Sujet : Re: MSI interrupts
De : mitchalsup (at) *nospam* aol.com (MitchAlsup1)
Groupes : comp.archDate : 13. Mar 2025, 17:34:11
Autres entêtes
Organisation : Rocksolid Light
Message-ID : <3d5200797dd507ae051195e0b2d8ff56@www.novabbs.org>
References : 1
User-Agent : Rocksolid Light
On Thu, 13 Mar 2025 4:50:47 +0000, Robert Finch wrote:
Planning on having the Q+ CPU respond directly to MSI interrupts. My
thought is to integrate an interrupt controller directly into the CPU
which will have several queues to prioritize interrupts. The controller
will take care of detecting the highest priority interrupt to process,
performing priority inversion occasionally, and detect stuck interrupts.
My 66000 went all the way to MSI-X interrupts as its base.
There are mapping methods to map INTx and INTk into MSI-X messages.
MSI->MSI-X mapping is "just zero extend the message".
The Interrupt port lives in the memory controller and takes an
aperture of addresses and maps them to various interrupt tables.

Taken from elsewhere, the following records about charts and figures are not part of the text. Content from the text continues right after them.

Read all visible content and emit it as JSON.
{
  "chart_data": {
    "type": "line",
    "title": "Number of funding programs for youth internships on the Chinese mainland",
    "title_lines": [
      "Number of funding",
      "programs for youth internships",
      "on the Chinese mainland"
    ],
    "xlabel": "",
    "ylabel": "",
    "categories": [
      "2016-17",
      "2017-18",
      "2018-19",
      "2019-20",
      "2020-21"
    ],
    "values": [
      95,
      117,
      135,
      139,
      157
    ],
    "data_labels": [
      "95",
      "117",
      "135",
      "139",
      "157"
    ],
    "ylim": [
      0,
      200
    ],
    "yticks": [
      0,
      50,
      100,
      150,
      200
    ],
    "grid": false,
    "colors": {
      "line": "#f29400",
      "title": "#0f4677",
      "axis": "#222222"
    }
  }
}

There is a broadcast mechanism that notifies cores of new higher
priority level interrupts pending, and a protocol for getting
an interrupt and notifying the IC that it will be handled by a
core.
Along with the 32-bit message, the architecture provides for
6-bits of priority, 2-bits of SW-stack indexing, and an 8-bit
ISR handler index number.
Interrupt tables remain active even when the virtual machine
it inactive. When next scheduled, priority ISRs will be serviced
prior to low priority thread instructions.
{And some things I can't talk about}
Setting up an MSI interrupt protocol for Q+.
>
The controller will sit on the CPU's main response collect bus.
Interrupt messages contain the interrupter's bus/device/function + a
cause code. They may also contain a target core number.
>
Planning on distributing the interrupt control to peripheral devices
instead of having a system level interrupt controller.